Speaking with Famitsu Magazine (as translated by Polygon), Suda said that Killer is Dead is an entry in his Assassin series that began with the Capcom-published Killer 7 back in 2005, and continued in No More Heroes on Wii.
“Development has already been ongoing for an extended period of time,” said Suda, “It’s the first game in the ‘assassin’ series that Grasshopper Manufacture has worked on in a while, a title that picks up where Killer 7 and No More Heroes left off.”
“It’s not trying to regress into the past. We’re trying to make a game that we’d only be able to make right now, at this point in time. The result is seen in our unique high-contrast shading seen in the graphics, as well as the high speed wrestling-like action.”

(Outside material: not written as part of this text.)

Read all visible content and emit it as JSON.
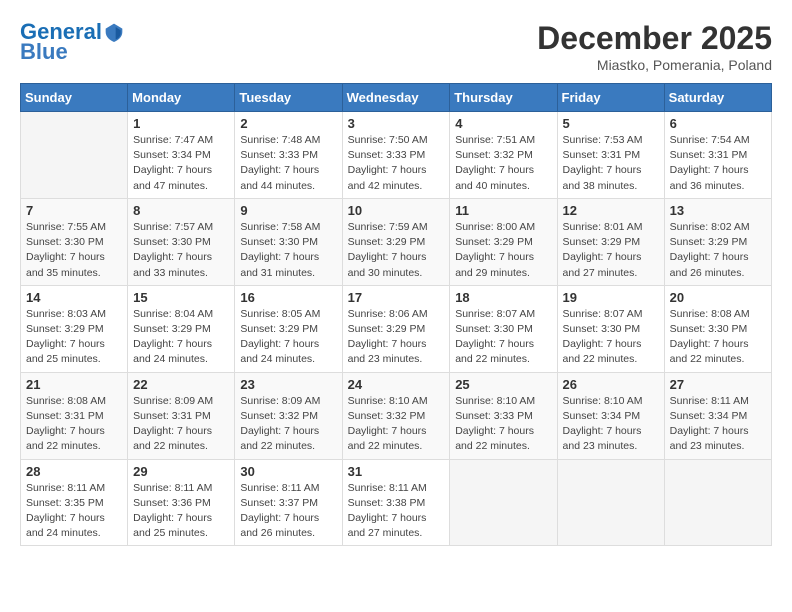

Killer is Dead follows 35-year-old assassin Mondo Zappa after he’s hired by a clandestine organization that sends him around a future world where cyborgs are commonplace and the moon has been colonized. The smooth James Bond-like character wields a sword and has a Mega Man-style gun arm. “It’s the story of a man who doesn’t show himself much in the public world, but still worms his way into society and mercilessly eliminates the evil dispersed in it. It’s a personal story, not one that’s conscious of the chaos going on in the real world at the moment, but you might get more than a taste of that in the end anyway.”
It’s encouraging to hear that Suda 51 is returning to the style of his most inspired work. The Massimo Guarini-directed Shadows of the Damned, Tomo Ikeda-directed Lollipop Chainsaw, and Tohsihiro Fujikawa-directed No More Heroes 2 all bore Suda’s characteristic surreality, but they all lacked the creative spark and confrontational difficulty of Killer 7 and No More Heroes.
Killer is Dead will be out in Japan this summer.